The Importance of Being Bored.
She looks out the window at the wash of clouds feathering the late afternoon sky.
Our car turns a corner, and her head moves to continue looking at this same spot.
She tells us what she sees in them, and I’m both surprised and impressed, because I never would have thought of that.
Another time, we’re sitting at our nicked antique dining table, with thick crayons in our hands and the baby monitor at my elbow. I glance at her sleeping baby sister, and we talk about what she’s coloring. She tells me, too, about what she played with her friends at school that day, and I’m again surprised because I didn’t even know that she liked superheroes.
And then we’re on the couch reading. She takes the book and reads to me. One time through, she tells me the story from within the book’s worn pages, and the next her eyes become dreamy, and she reads a different story from her own imagination, involving the characters splashed across the pages held in her tiny hands.
That evening, I’m baking gingerbread in the kitchen. She asks for her chair and her apron, and climbs up beside me. She helps stir together flour, baking soda and some other ingredients. After it’s all done and in the oven, she takes a few mixing bowls and a spatula into the living room and pretends to make more creations. I listen from the doorway at her little mutterings underneath her breath about what step to do next.
Sometimes we talk about difficult emotions while we color. We discuss when I got mad shortly beforehand, and I upset her. I reassure her that I want her to tell me anything, since I can tell that she’s hesitant to share this to my face. I’m deeply affected by my actions’ impact on her, but we wind up giggling and playing and moving past it.

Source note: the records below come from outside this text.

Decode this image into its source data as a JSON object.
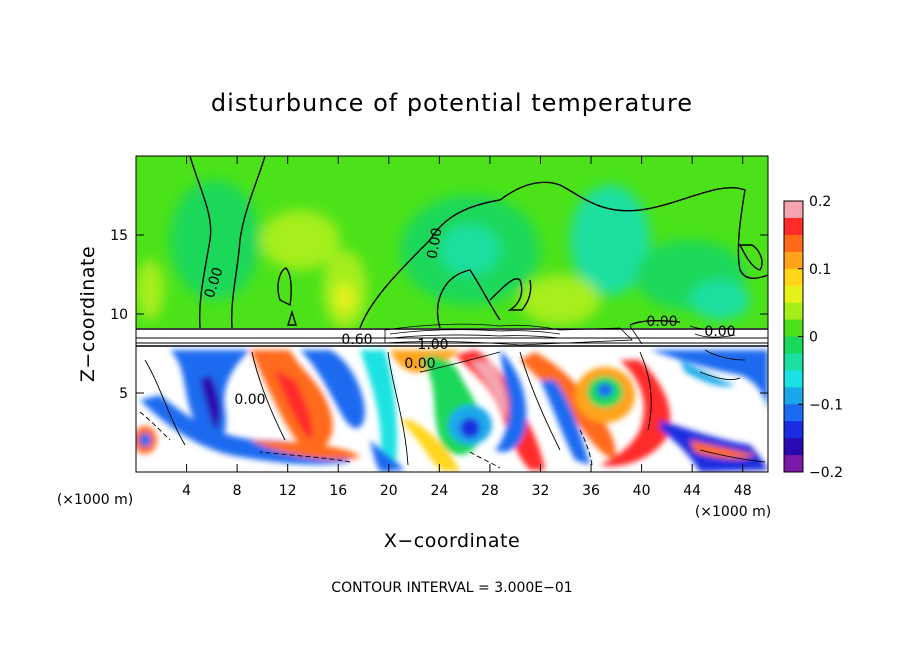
{
  "chart_data": {
    "type": "heatmap",
    "title": "disturbunce of potential temperature",
    "xlabel": "X−coordinate",
    "ylabel": "Z−coordinate",
    "x_unit": "(×1000 m)",
    "z_unit": "(×1000 m)",
    "xlim": [
      0,
      50
    ],
    "ylim": [
      0,
      20
    ],
    "x_ticks": [
      "4",
      "8",
      "12",
      "16",
      "20",
      "24",
      "28",
      "32",
      "36",
      "40",
      "44",
      "48"
    ],
    "y_ticks": [
      "5",
      "10",
      "15"
    ],
    "colorbar": {
      "range": [
        -0.2,
        0.2
      ],
      "tick_labels": [
        "0.2",
        "0.1",
        "0",
        "−0.1",
        "−0.2"
      ],
      "colors": [
        "#f4a5b0",
        "#ff2a2a",
        "#ff6a1a",
        "#ffa31a",
        "#ffd61a",
        "#e6f21a",
        "#a6ee1a",
        "#4be21a",
        "#1ad85a",
        "#1adfa0",
        "#1ae2e2",
        "#1aa8ea",
        "#1a6bf0",
        "#1a2de0",
        "#2a0ab0",
        "#7a1aa8"
      ]
    },
    "contour_labels": [
      "0.00",
      "0.00",
      "0.00",
      "0.00",
      "0.60",
      "1.00",
      "0.00",
      "0.00"
    ],
    "footnote": "CONTOUR INTERVAL = 3.000E−01"
  }
}
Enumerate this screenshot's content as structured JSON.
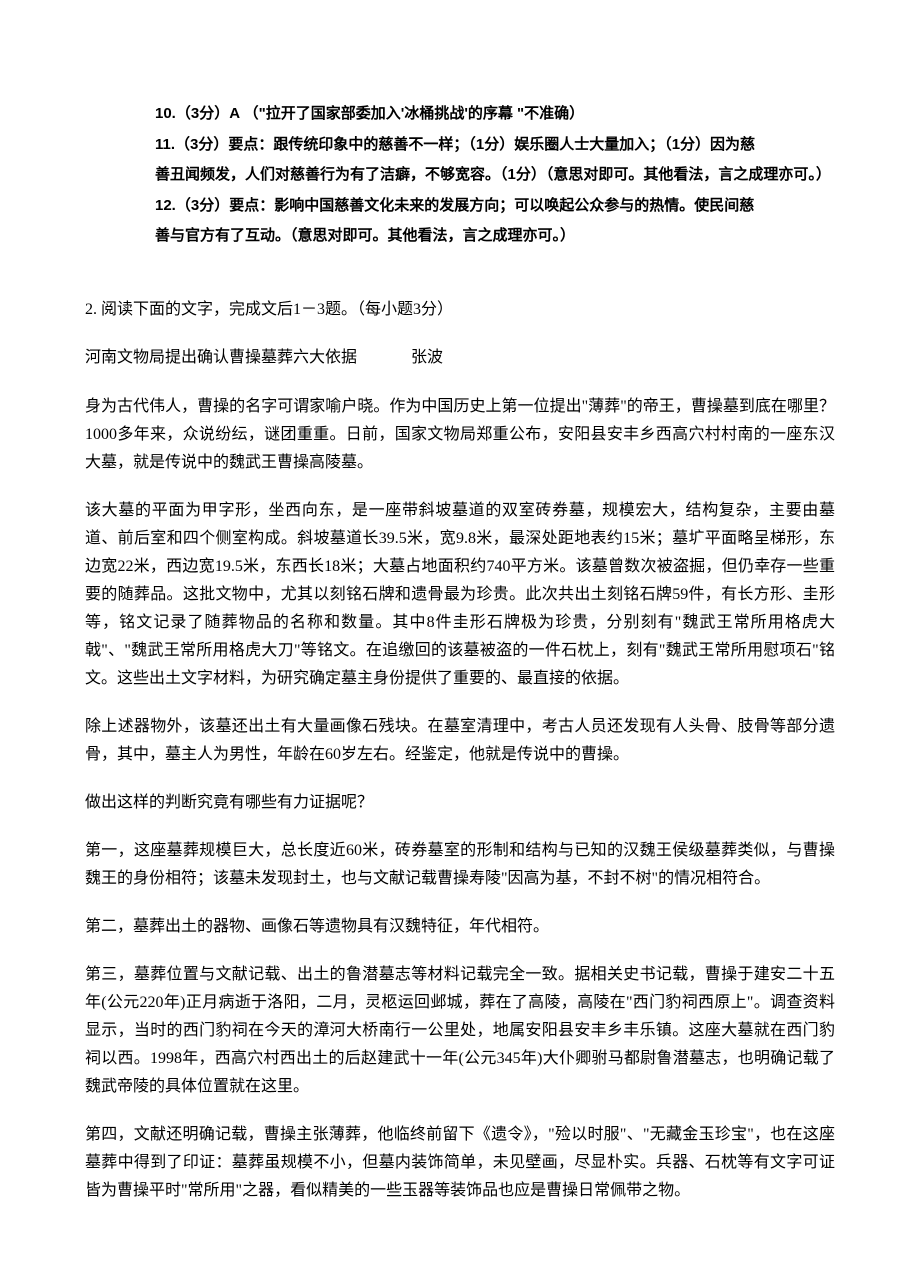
{
  "answers": {
    "line1": "10.（3分）A （\"拉开了国家部委加入'冰桶挑战'的序幕 \"不准确）",
    "line2": "11.（3分）要点：跟传统印象中的慈善不一样；（1分）娱乐圈人士大量加入；（1分）因为慈",
    "line3": "善丑闻频发，人们对慈善行为有了洁癖，不够宽容。（1分）（意思对即可。其他看法，言之成理亦可。）",
    "line4": "12.（3分）要点：影响中国慈善文化未来的发展方向；可以唤起公众参与的热情。使民间慈",
    "line5": "善与官方有了互动。（意思对即可。其他看法，言之成理亦可。）"
  },
  "question": {
    "heading": "2. 阅读下面的文字，完成文后1－3题。（每小题3分）",
    "title": "河南文物局提出确认曹操墓葬六大依据",
    "author": "张波"
  },
  "paragraphs": {
    "p1": "身为古代伟人，曹操的名字可谓家喻户晓。作为中国历史上第一位提出\"薄葬\"的帝王，曹操墓到底在哪里？1000多年来，众说纷纭，谜团重重。日前，国家文物局郑重公布，安阳县安丰乡西高穴村村南的一座东汉大墓，就是传说中的魏武王曹操高陵墓。",
    "p2": "该大墓的平面为甲字形，坐西向东，是一座带斜坡墓道的双室砖券墓，规模宏大，结构复杂，主要由墓道、前后室和四个侧室构成。斜坡墓道长39.5米，宽9.8米，最深处距地表约15米；墓圹平面略呈梯形，东边宽22米，西边宽19.5米，东西长18米；大墓占地面积约740平方米。该墓曾数次被盗掘，但仍幸存一些重要的随葬品。这批文物中，尤其以刻铭石牌和遗骨最为珍贵。此次共出土刻铭石牌59件，有长方形、圭形等，铭文记录了随葬物品的名称和数量。其中8件圭形石牌极为珍贵，分别刻有\"魏武王常所用格虎大戟\"、\"魏武王常所用格虎大刀\"等铭文。在追缴回的该墓被盗的一件石枕上，刻有\"魏武王常所用慰项石\"铭文。这些出土文字材料，为研究确定墓主身份提供了重要的、最直接的依据。",
    "p3": "除上述器物外，该墓还出土有大量画像石残块。在墓室清理中，考古人员还发现有人头骨、肢骨等部分遗骨，其中，墓主人为男性，年龄在60岁左右。经鉴定，他就是传说中的曹操。",
    "p4": "做出这样的判断究竟有哪些有力证据呢？",
    "p5": "第一，这座墓葬规模巨大，总长度近60米，砖券墓室的形制和结构与已知的汉魏王侯级墓葬类似，与曹操魏王的身份相符；该墓未发现封土，也与文献记载曹操寿陵\"因高为基，不封不树\"的情况相符合。",
    "p6": "第二，墓葬出土的器物、画像石等遗物具有汉魏特征，年代相符。",
    "p7": "第三，墓葬位置与文献记载、出土的鲁潜墓志等材料记载完全一致。据相关史书记载，曹操于建安二十五年(公元220年)正月病逝于洛阳，二月，灵柩运回邺城，葬在了高陵，高陵在\"西门豹祠西原上\"。调查资料显示，当时的西门豹祠在今天的漳河大桥南行一公里处，地属安阳县安丰乡丰乐镇。这座大墓就在西门豹祠以西。1998年，西高穴村西出土的后赵建武十一年(公元345年)大仆卿驸马都尉鲁潜墓志，也明确记载了魏武帝陵的具体位置就在这里。",
    "p8": "第四，文献还明确记载，曹操主张薄葬，他临终前留下《遗令》，\"殓以时服\"、\"无藏金玉珍宝\"，也在这座墓葬中得到了印证：墓葬虽规模不小，但墓内装饰简单，未见壁画，尽显朴实。兵器、石枕等有文字可证皆为曹操平时\"常所用\"之器，看似精美的一些玉器等装饰品也应是曹操日常佩带之物。"
  }
}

It’s easy to skim over how much and how profoundly my kids are turning into their own special individuals.
It’s easy to wipe runny noses, change diapers, run errands, clean up from lunch, let them play and check Facebook, or shoot a text to a friend. It’s often not so simple to be present inside of these more mundane aspects of child-rearing—those spaces when the children are contented and watching a show together, or sharing a snack, or looking at books at their play table in the corner of the room, where I can see them from various points in the adjacent room, and I can finish the dishes, or dash to the bathroom or sip a coffee in peace.

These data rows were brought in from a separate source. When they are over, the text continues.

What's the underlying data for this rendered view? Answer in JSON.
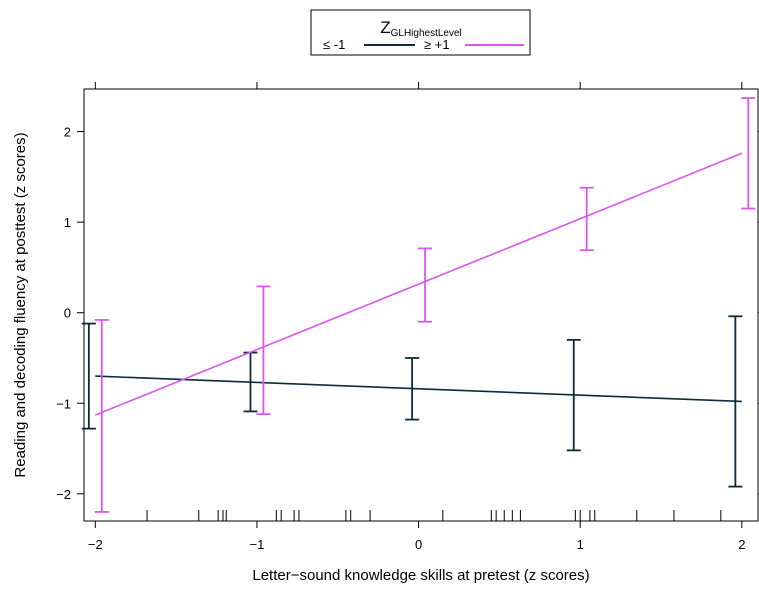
{
  "chart_data": {
    "type": "line",
    "xlabel": "Letter−sound knowledge skills at pretest (z scores)",
    "ylabel": "Reading and decoding fluency at posttest (z scores)",
    "xlim": [
      -2.07,
      2.1
    ],
    "ylim": [
      -2.3,
      2.47
    ],
    "x_ticks": [
      -2,
      -1,
      0,
      1,
      2
    ],
    "x_tick_labels": [
      "−2",
      "−1",
      "0",
      "1",
      "2"
    ],
    "y_ticks": [
      -2,
      -1,
      0,
      1,
      2
    ],
    "y_tick_labels": [
      "−2",
      "−1",
      "0",
      "1",
      "2"
    ],
    "grid": false,
    "legend": {
      "position": "top",
      "title_main": "Z",
      "title_sub": "GLHighestLevel",
      "entries": [
        "≤ -1",
        "≥ +1"
      ]
    },
    "series": [
      {
        "name": "≤ -1",
        "color": "#0d2b3b",
        "line": {
          "x": [
            -2.0,
            2.0
          ],
          "y": [
            -0.7,
            -0.98
          ]
        },
        "errorbars": [
          {
            "x": -2.04,
            "lo": -1.28,
            "hi": -0.12
          },
          {
            "x": -1.04,
            "lo": -1.09,
            "hi": -0.44
          },
          {
            "x": -0.04,
            "lo": -1.18,
            "hi": -0.5
          },
          {
            "x": 0.96,
            "lo": -1.52,
            "hi": -0.3
          },
          {
            "x": 1.96,
            "lo": -1.92,
            "hi": -0.04
          }
        ]
      },
      {
        "name": "≥ +1",
        "color": "#dd55ee",
        "line": {
          "x": [
            -2.0,
            2.0
          ],
          "y": [
            -1.13,
            1.76
          ]
        },
        "errorbars": [
          {
            "x": -1.96,
            "lo": -2.2,
            "hi": -0.08
          },
          {
            "x": -0.96,
            "lo": -1.12,
            "hi": 0.29
          },
          {
            "x": 0.04,
            "lo": -0.1,
            "hi": 0.71
          },
          {
            "x": 1.04,
            "lo": 0.69,
            "hi": 1.38
          },
          {
            "x": 2.04,
            "lo": 1.15,
            "hi": 2.37
          }
        ]
      }
    ],
    "rug_x": [
      -1.68,
      -1.36,
      -1.24,
      -1.21,
      -1.19,
      -0.88,
      -0.85,
      -0.77,
      -0.74,
      -0.45,
      -0.42,
      -0.3,
      0.15,
      0.45,
      0.48,
      0.53,
      0.58,
      0.63,
      0.97,
      1.0,
      1.06,
      1.09,
      1.35,
      1.58,
      1.87
    ]
  }
}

It’s simple to walk away from these typically-brief moments lacking clutter, and chaos, and fighting, and mommy-neediness, because I’m human, and I need my space and I have to take it when it’s offered. Simultaneously, though, these lulls are my best opportunities to nestle into my life, and to just be there with them in their childhoods; to learn about who they are.
As parents, we can hope so desperately for more instances of quiet, but then we get them and they’re boring. Rather than settling into these randomly gifted minutes, we ungraciously fill them.

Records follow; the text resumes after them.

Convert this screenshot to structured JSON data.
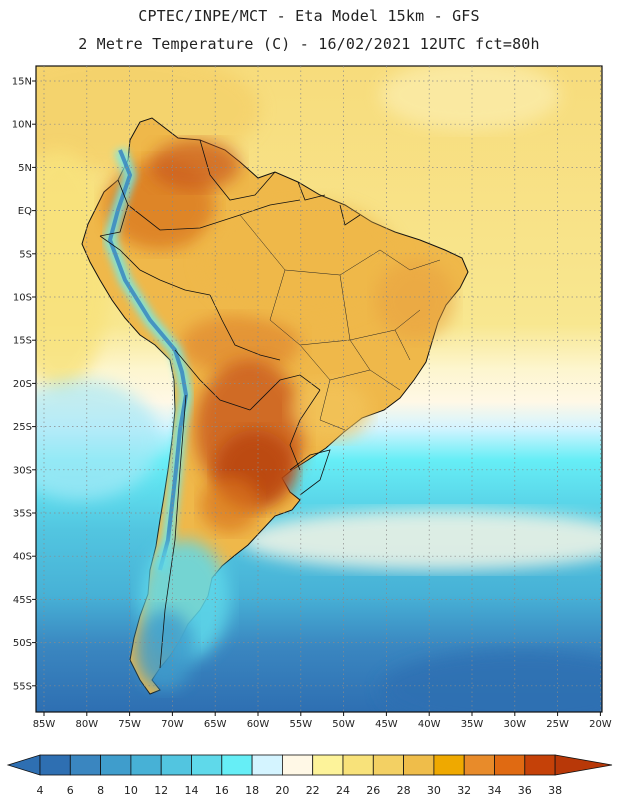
{
  "header": {
    "line1": "CPTEC/INPE/MCT -  Eta Model 15km - GFS",
    "line2": "2 Metre Temperature (C) - 16/02/2021 12UTC fct=80h"
  },
  "map": {
    "lat_labels": [
      "15N",
      "10N",
      "5N",
      "EQ",
      "5S",
      "10S",
      "15S",
      "20S",
      "25S",
      "30S",
      "35S",
      "40S",
      "45S",
      "50S",
      "55S"
    ],
    "lon_labels": [
      "85W",
      "80W",
      "75W",
      "70W",
      "65W",
      "60W",
      "55W",
      "50W",
      "45W",
      "40W",
      "35W",
      "30W",
      "25W",
      "20W"
    ]
  },
  "colorbar": {
    "levels": [
      "4",
      "6",
      "8",
      "10",
      "12",
      "14",
      "16",
      "18",
      "20",
      "22",
      "24",
      "26",
      "28",
      "30",
      "32",
      "34",
      "36",
      "38"
    ],
    "colors": [
      "#2e6fb2",
      "#3a86c0",
      "#3f9dcc",
      "#47b1d6",
      "#52c5e0",
      "#5fd9ea",
      "#66eef6",
      "#d4f4ff",
      "#fff8e6",
      "#fdf39a",
      "#f8e27a",
      "#f3d063",
      "#efbd4a",
      "#efa900",
      "#e88b2a",
      "#e06a12",
      "#c54108",
      "#b83808"
    ]
  }
}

I’m hypocritically writing this now while the baby plays at the little pink-and-white plastic table in the corner of the room, and my oldest is tucked underneath blankets, surrounded by favorite books and a snack on the couch. I’m taking in smooth mouthfuls of coffee and relishing this clickity-clacking sound of my fingers on my laptop. Daniel Tiger sings to us in the background, joining the baby as she “talks” while puttering around. I look up and see that both of them have temporarily stopped reading, and busily playing, to watch kids in a classroom on TV making an experimental rocket with a balloon. The show ends and they call to me for hugs. I pause and get up to snuggle each of them.
Recently, I’ve decided to let my children be a little bored.
I don’t always start another show when one ends, or I’ll excuse them from the dinner table and tell them to find something to do while my husband and I finish eating. I explained to my husband that I want their imaginations to continue to grow and flourish and not stall. I want them to not have every second of their lives filled with screens, and toys, and talking. I want them to be bored. I think it’s good for them. It’s good for me, too.